Never too late to turn things around
However, he said it was never too late to turn things around.
“We need a good number of those who are interested in the well-being of South Africans. That one match, strike it and, before long, the whole country would be set ablaze. It would be impossible to suppress a good vision forever. You can delay its implementation, but you can never succeed in effectively undermining efforts designed to benefit the many.”
Mogoeng warned against playing into divisions and emotions.
“Everybody wants you to say what they like all the time. If you ever say anything that they don’t like, it means you hate them; it means you have an agenda.
“I believe the best is around the corner. I don’t know how it will come for sure, but I’m confident of one thing: we are going to be surprised by how fast South Africa is going to turn around, and by the process that is going to be followed to get us there.
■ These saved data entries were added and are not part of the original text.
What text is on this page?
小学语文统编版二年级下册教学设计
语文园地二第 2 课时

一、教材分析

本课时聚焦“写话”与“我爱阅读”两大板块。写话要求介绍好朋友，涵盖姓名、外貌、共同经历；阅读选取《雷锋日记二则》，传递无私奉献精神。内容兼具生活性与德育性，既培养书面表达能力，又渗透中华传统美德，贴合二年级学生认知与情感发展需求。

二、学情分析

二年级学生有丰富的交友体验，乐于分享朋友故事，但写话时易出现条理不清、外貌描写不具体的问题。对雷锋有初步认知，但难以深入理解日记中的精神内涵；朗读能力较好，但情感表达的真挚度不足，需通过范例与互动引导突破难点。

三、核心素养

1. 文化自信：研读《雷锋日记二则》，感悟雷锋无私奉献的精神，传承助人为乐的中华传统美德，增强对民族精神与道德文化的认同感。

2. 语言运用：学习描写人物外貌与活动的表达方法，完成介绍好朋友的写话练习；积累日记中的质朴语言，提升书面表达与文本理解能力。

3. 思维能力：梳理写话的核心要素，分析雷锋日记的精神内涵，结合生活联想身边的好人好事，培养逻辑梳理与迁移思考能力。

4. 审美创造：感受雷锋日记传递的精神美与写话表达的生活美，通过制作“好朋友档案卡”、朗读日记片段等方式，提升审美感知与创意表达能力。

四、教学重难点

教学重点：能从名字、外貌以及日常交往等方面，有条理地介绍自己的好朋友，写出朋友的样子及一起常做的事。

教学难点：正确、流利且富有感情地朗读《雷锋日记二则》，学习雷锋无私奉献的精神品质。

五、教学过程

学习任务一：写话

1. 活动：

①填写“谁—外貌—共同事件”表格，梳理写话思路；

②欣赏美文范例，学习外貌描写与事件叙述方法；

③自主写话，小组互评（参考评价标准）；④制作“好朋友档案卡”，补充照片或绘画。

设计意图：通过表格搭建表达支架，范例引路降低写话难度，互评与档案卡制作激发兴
We are going to be so, so great and so amazing.”
’My phones are bugged – all of them’
Mogoeng says phone-tapping and espionage are a reality that we must live with – and he’s had first-hand experience of it.
After the AU summit ended on Monday, Mogoeng reacted to allegations that the Chinese had bugged the AU’s information systems until last year, saying it was “predictable”.
Even during former US president Barack Obama’s tenure, reports of the US spying on world leaders were not denied.
Mogoeng said he once had a strange experience when he had a meeting scheduled “with a very powerful person back home”.
His curiosity was “disturbingly strong” and “there really wasn’t anything that would bring us together” to have such a meeting.
“I then asked a person who works for him what is was that caused so and so to be so desperate to have a meeting with me. As I was sending out the message, something said to me that he was going to know about the message. And, as it turned out, within an hour of having that meeting, he cancelled,” he said.
Mogoeng said his instinct that this person could tap phones was correct.
He said he had been told that it was easy for private people with the right equipment to tap a phone and monitor calls.
“So I know without any doubt that my phones are bugged – all of them, without any exception.”
He said that, even though it’s illegal to tap a phone without a court’s permission, he’d been told that this happened even via satellite from outside the country.
“It’s a reality that we must live with; you must reconcile yourself with that reality,” Mogoeng said.
“Happily, I don’t say anything that I can’t repeat. Not even in the bedroom.”
It doesn’t stop with phone tapping, however. The Chief Justice’s offices in Midrand were robbed last year and 15 computers containing the personal information of judges were stolen.
Two people were arrested and appeared in court, and security was significantly increased after the incident.